By law, the VA gets drug discounts of over 40 percent. Will the agency break even by avoiding the disease's worst complications?
Not necessarily, said Ross. "If it leads to cost benefits in the long run, that's gravy."
Private insurers will probably introduce Sovaldi gradually. "Not everybody is going to get this all at once," said former Medicare administrator Mark McClellan.
Drug maker Gilead Sciences, Inc., reported Sovaldi sales of $2.3 billion worldwide in just the first three months of this year. Gilead will not disclose its pricing methods, but vice president Gregg Alton said the drug's high cure rate makes it "a real huge value."
In many countries, the government sets drug prices. In the US, insurers negotiate with drug companies. Medicare is forbidden from bargaining, a situation that critics say saddles U.S. patients with high costs while subsidizing the rest of the world.
The Associated Press asked DRX, a technology company that researches drug prices for major insurers and government programs, to look at Sovaldi. The findings:
* There aren't many deep discounts:
The midpoint -- or median-- discount that private payers are securing is about 14 percent off the average wholesale price of $1,200 a pill, bringing it down to $1,037. The biggest discount DRX found was nearly 36 percent, approaching the VA rate, and bringing the cost to $773. DRX surveyed more than 300 payers.
*How do other drugs compare?
DRX compared the total drug cost of treating the most common type of hepatitis C with Sovaldi and three alternatives. The regimen included pills, interferon and an antiviral called ribavirin.
Treatment with Sovaldi had the highest cost, a median of $97,376. The lowest was $48,084 for Victrelis, a somewhat older drug with a lower cure rate.
Two others were about $8,000 less than Sovaldi. The total median cost with Incivek was $89,178. With Olyisio, it was $89,319.
"While Sovaldi still is the most expensive, all of these are five-figure regimens," said Jim Yocum, DRX executive vice president. "Sovaldi is an advance ... and it doesn't seem to be priced completely out of whack."
But Dr. Sharon Levine, a top official working on drug policy with insurer Kaiser Permanente, disagrees.

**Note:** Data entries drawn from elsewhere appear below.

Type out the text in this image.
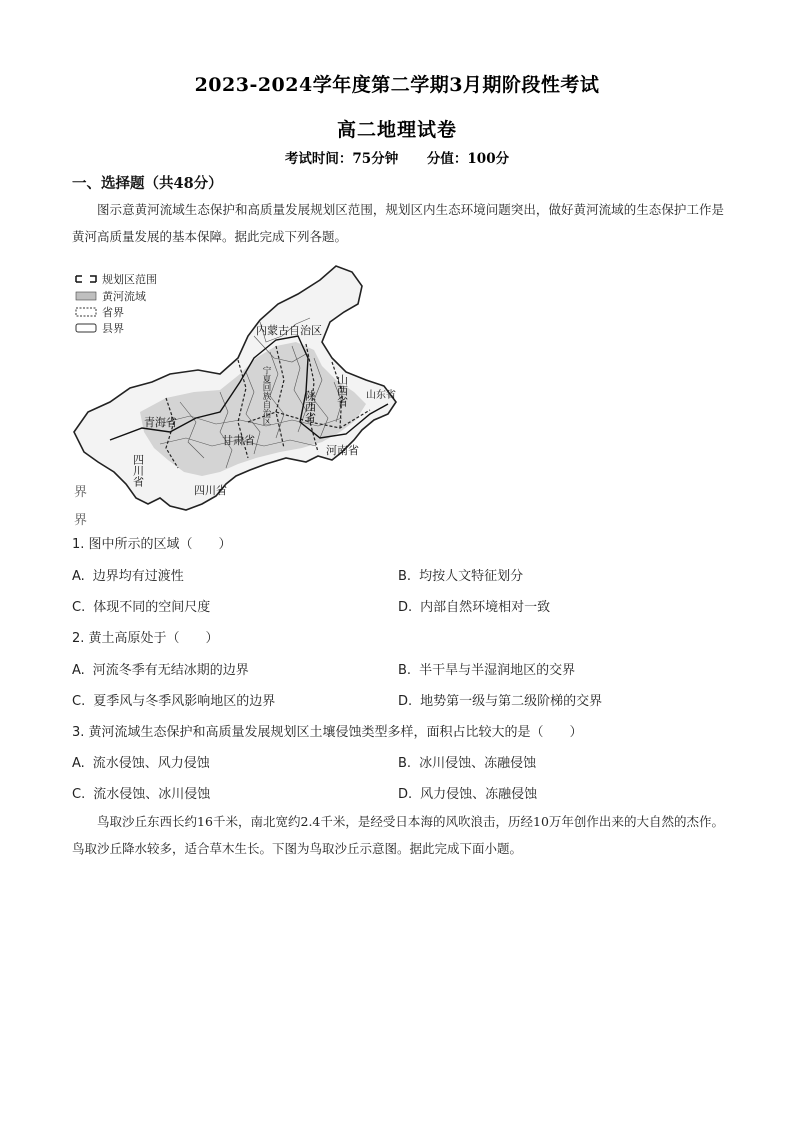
2023-2024学年度第二学期3月期阶段性考试
高二地理试卷
考试时间：75分钟 分值：100分
一、选择题（共48分）
图示意黄河流域生态保护和高质量发展规划区范围，规划区内生态环境问题突出，做好黄河流域的生态保护工作是黄河高质量发展的基本保障。据此完成下列各题。
规划区范围
黄河流域
省界
县界	内蒙古自治区
宁夏回族自治区
青海省
甘肃省
陕西省 山西省
河南省
山东省
四川省
四川省
界
界
1. 图中所示的区域（　　）
A. 边界均有过渡性	B. 均按人文特征划分
C. 体现不同的空间尺度	D. 内部自然环境相对一致
2. 黄土高原处于（　　）
A. 河流冬季有无结冰期的边界	B. 半干旱与半湿润地区的交界
C. 夏季风与冬季风影响地区的边界	D. 地势第一级与第二级阶梯的交界
3. 黄河流域生态保护和高质量发展规划区土壤侵蚀类型多样，面积占比较大的是（　　）
A. 流水侵蚀、风力侵蚀	B. 冰川侵蚀、冻融侵蚀
C. 流水侵蚀、冰川侵蚀	D. 风力侵蚀、冻融侵蚀
鸟取沙丘东西长约16千米，南北宽约2.4千米，是经受日本海的风吹浪击，历经10万年创作出来的大自然的杰作。鸟取沙丘降水较多，适合草木生长。下图为鸟取沙丘示意图。据此完成下面小题。
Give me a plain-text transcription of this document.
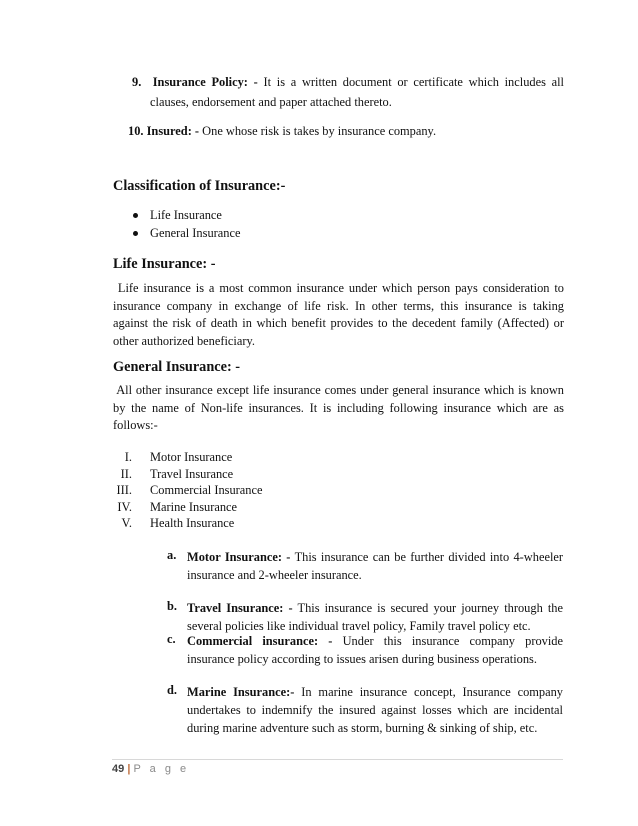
9. Insurance Policy: - It is a written document or certificate which includes all
clauses, endorsement and paper attached thereto.
10. Insured: - One whose risk is takes by insurance company.
Classification of Insurance:-
Life Insurance
General Insurance
Life Insurance: -
Life insurance is a most common insurance under which person pays consideration to
insurance company in exchange of life risk. In other terms, this insurance is taking
against the risk of death in which benefit provides to the decedent family (Affected) or
other authorized beneficiary.
General Insurance: -
All other insurance except life insurance comes under general insurance which is known
by the name of Non-life insurances. It is including following insurance which are as
follows:-
I. Motor Insurance
II. Travel Insurance
III. Commercial Insurance
IV. Marine Insurance
V. Health Insurance
a. Motor Insurance: - This insurance can be further divided into 4-wheeler
insurance and 2-wheeler insurance.
b. Travel Insurance: - This insurance is secured your journey through the
several policies like individual travel policy, Family travel policy etc.
c. Commercial insurance: - Under this insurance company provide
insurance policy according to issues arisen during business operations.
d. Marine Insurance:- In marine insurance concept, Insurance company
undertakes to indemnify the insured against losses which are incidental
during marine adventure such as storm, burning & sinking of ship, etc.
49 | P a g e
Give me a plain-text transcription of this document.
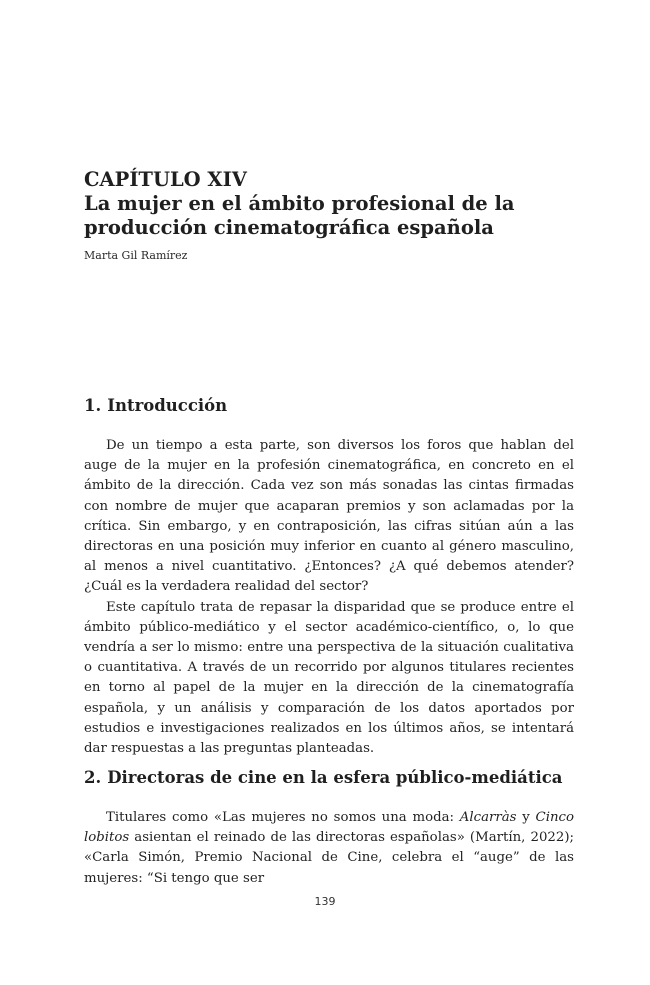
CAPÍTULO XIV

La mujer en el ámbito profesional de la producción cinematográfica española

Marta Gil Ramírez
1. Introducción

De un tiempo a esta parte, son diversos los foros que hablan del auge de la mujer en la profesión cinematográfica, en concreto en el ámbito de la dirección. Cada vez son más sonadas las cintas firmadas con nombre de mujer que acaparan premios y son aclamadas por la crítica. Sin embargo, y en contraposición, las cifras sitúan aún a las directoras en una posición muy inferior en cuanto al género masculino, al menos a nivel cuantitativo. ¿Entonces? ¿A qué debemos atender? ¿Cuál es la verdadera realidad del sector?

Este capítulo trata de repasar la disparidad que se produce entre el ámbito público-mediático y el sector académico-científico, o, lo que vendría a ser lo mismo: entre una perspectiva de la situación cualitativa o cuantitativa. A través de un recorrido por algunos titulares recientes en torno al papel de la mujer en la dirección de la cinematografía española, y un análisis y comparación de los datos aportados por estudios e investigaciones realizados en los últimos años, se intentará dar respuestas a las preguntas planteadas.

2. Directoras de cine en la esfera público-mediática

Titulares como «Las mujeres no somos una moda: Alcarràs y Cinco lobitos asientan el reinado de las directoras españolas» (Martín, 2022); «Carla Simón, Premio Nacional de Cine, celebra el “auge” de las mujeres: “Si tengo que ser

139
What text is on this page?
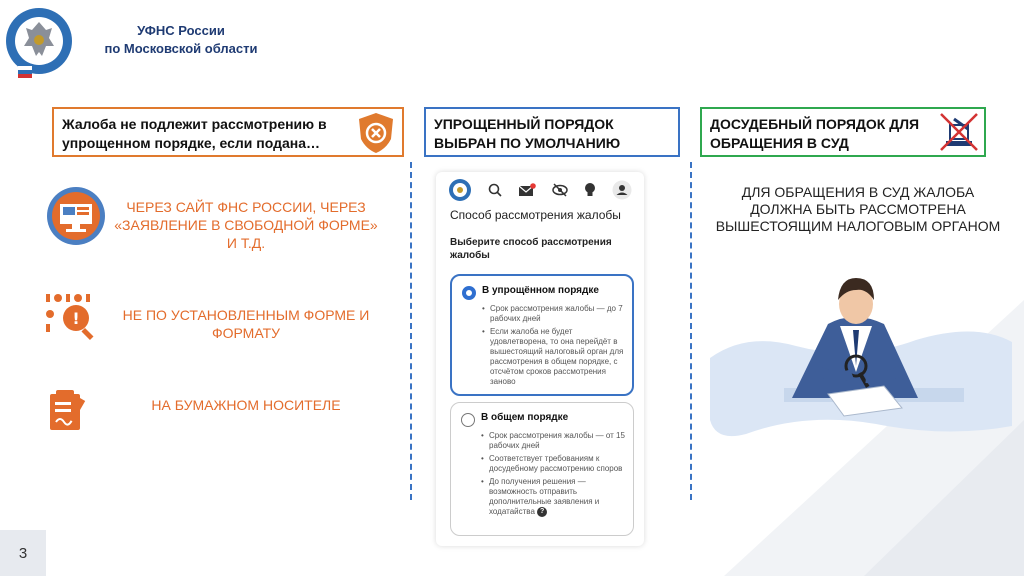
УФНС России
по Московской области
Жалоба не подлежит рассмотрению в упрощенном порядке, если подана…
УПРОЩЕННЫЙ ПОРЯДОК ВЫБРАН ПО УМОЛЧАНИЮ
ДОСУДЕБНЫЙ ПОРЯДОК ДЛЯ ОБРАЩЕНИЯ В СУД
ЧЕРЕЗ САЙТ ФНС РОССИИ, ЧЕРЕЗ «ЗАЯВЛЕНИЕ В СВОБОДНОЙ ФОРМЕ» И Т.Д.
!	НЕ ПО УСТАНОВЛЕННЫМ ФОРМЕ И ФОРМАТУ
НА БУМАЖНОМ НОСИТЕЛЕ
Способ рассмотрения жалобы
Выберите способ рассмотрения жалобы
В упрощённом порядке
• Срок рассмотрения жалобы — до 7 рабочих дней
• Если жалоба не будет удовлетворена, то она перейдёт в вышестоящий налоговый орган для рассмотрения в общем порядке, с отсчётом сроков рассмотрения заново
В общем порядке
• Срок рассмотрения жалобы — от 15 рабочих дней
• Соответствует требованиям к досудебному рассмотрению споров
• До получения решения — возможность отправить дополнительные заявления и ходатайства ?
ДЛЯ ОБРАЩЕНИЯ В СУД ЖАЛОБА ДОЛЖНА БЫТЬ РАССМОТРЕНА ВЫШЕСТОЯЩИМ НАЛОГОВЫМ ОРГАНОМ
3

"There was never any question that we would cover and prescribe this drug," said Levine. But she firmly believes the price is out of line. Countries where the government sets drug prices are paying much less, she noted.
U.S. insurers aren't interested in price controls, said Levine, but "eventually the American public is going to start getting very uncomfortable" with high prices. Drug costs have moderated in recent years, but new medications in the pipeline for cancer and other diseases are expected to push spending up.
The California Technology Assessment Forum, a private group that reviews medical treatments, recently voted Sovaldi a "low value," because it would be cost-prohibitive to treat the high number of potentially eligible patients. But after their own assessment, the Infectious Diseases Society of America and the American Association for the Study of Liver Diseases issued clinical guidelines recommending that doctors use Sovaldi as a primary treatment.
Meanwhile, Gilead has a new hepatitis C pill close to approval that will not require interferon use.
There's no word on how it will be priced.